Quasi-tort is a legal term that is sometimes used to describe unusual tort actions, on the basis of a legal doctrine that some legal duty exists which cannot be classified strictly as negligence in a personal duty resulting in a tort nor as a contractual duty resulting in a breach of contract, but rather some other kind of duty recognizable by the law. It has been used, for example, to describe a tort for strict liability arising out of product liability, although this is typically simply called a 'tort'.
Although it is not to be found in most legal dictionaries, it has been used by some scholars such as Sri Lankan Lakshman Marasinghe.
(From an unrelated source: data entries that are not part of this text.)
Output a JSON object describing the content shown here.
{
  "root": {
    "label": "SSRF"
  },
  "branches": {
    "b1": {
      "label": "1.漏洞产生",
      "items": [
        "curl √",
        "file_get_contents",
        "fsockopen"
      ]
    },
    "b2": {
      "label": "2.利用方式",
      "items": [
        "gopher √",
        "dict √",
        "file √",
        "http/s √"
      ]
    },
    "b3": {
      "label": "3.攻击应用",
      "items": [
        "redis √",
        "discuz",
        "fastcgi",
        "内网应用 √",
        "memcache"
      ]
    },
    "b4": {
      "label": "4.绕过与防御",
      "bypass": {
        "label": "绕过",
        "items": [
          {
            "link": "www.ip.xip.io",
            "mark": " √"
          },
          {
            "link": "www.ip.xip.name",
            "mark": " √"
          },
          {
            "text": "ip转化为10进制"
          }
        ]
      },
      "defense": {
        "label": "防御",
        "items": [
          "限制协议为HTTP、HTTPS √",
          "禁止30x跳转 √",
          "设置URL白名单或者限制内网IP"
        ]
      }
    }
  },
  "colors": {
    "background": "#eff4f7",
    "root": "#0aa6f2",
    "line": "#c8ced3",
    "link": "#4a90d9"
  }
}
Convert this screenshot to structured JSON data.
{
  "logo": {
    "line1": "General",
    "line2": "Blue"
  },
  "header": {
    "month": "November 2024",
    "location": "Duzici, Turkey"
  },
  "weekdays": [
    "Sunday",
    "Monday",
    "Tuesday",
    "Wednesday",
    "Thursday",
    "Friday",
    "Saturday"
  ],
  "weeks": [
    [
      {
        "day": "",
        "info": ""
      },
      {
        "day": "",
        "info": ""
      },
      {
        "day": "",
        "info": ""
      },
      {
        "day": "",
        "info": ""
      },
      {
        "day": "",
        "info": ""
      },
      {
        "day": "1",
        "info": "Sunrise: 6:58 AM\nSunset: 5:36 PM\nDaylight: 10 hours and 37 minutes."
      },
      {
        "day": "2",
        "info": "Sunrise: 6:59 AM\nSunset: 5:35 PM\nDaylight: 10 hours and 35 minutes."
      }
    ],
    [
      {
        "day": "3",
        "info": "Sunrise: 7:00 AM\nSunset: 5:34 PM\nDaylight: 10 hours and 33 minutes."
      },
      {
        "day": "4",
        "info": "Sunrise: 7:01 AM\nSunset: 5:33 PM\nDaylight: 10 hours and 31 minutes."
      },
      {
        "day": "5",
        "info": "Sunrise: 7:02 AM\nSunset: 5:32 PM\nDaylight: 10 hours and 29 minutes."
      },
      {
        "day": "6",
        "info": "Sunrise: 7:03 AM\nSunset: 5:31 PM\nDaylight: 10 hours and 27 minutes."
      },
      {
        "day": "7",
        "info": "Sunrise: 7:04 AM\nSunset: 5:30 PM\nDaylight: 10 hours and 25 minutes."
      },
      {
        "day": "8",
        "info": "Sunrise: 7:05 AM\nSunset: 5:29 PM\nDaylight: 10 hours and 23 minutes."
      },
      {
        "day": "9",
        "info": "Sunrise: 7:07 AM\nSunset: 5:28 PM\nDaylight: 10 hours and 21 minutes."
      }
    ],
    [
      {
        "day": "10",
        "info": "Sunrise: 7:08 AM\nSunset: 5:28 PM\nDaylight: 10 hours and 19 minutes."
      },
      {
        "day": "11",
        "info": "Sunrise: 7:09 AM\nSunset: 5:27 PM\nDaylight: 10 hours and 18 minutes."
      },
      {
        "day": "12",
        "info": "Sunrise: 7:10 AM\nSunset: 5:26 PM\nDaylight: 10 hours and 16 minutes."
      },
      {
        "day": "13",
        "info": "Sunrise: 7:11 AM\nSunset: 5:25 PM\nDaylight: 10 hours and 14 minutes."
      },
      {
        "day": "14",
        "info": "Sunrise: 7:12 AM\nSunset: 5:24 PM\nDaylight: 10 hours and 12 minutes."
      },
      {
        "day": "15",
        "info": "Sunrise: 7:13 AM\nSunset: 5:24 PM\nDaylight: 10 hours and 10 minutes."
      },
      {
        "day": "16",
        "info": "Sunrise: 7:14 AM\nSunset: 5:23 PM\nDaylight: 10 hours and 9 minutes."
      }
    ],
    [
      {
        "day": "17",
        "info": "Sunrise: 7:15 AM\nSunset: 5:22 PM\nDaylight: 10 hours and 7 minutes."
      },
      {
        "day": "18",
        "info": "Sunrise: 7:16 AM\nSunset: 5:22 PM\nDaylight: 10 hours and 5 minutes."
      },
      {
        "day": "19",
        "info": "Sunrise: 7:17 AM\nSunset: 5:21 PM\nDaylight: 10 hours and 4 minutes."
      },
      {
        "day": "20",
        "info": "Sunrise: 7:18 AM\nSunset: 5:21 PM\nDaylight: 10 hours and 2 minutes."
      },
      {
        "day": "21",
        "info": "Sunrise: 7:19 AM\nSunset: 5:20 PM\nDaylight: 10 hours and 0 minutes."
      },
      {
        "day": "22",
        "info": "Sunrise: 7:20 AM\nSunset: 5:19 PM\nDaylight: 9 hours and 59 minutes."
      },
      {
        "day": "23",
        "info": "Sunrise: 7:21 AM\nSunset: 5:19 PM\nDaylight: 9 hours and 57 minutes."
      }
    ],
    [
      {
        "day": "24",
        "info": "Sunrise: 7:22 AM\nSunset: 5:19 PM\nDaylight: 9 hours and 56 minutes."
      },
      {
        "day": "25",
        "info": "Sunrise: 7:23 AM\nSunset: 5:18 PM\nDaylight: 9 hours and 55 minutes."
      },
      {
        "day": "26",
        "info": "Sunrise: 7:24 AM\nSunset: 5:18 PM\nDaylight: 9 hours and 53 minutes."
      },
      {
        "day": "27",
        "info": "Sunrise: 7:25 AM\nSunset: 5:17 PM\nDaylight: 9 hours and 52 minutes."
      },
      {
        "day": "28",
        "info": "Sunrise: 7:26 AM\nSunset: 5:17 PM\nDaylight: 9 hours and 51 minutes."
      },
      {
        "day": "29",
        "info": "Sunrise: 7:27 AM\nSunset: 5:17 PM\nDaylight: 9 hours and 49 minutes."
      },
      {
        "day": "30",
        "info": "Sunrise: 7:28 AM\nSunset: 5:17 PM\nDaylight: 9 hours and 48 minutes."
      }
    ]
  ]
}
Lakshman proposes that the doctrine provides legal relief that falls outside tort or contract, but with some of the characteristics of tort or contract, as can be found in restitution (including unjust enrichment),equity (including unconscionable conduct), beneficiaries under a trust of the benefit of a promise, people protected by the valid assignment of promise, fiduciary duty, and contracts of insurance.
In Tort Theory, Lakshman Marasinghe posits that quasi-delict, a doctrine in civil law jurisdictions, exists as well in common law. Marasinghe thus argues against Viscount Haldane's dictum in Sinclair v Brougham, that the only common law civil causes of action are, by definition, contract and tort.
Brooklyn Law School's law review had an article with a similar argument, "Contractor Duty to Third Parties Not in Privity: A Quasi-Tort Solution to the Vexing Problem of Victims of Nonfeasance."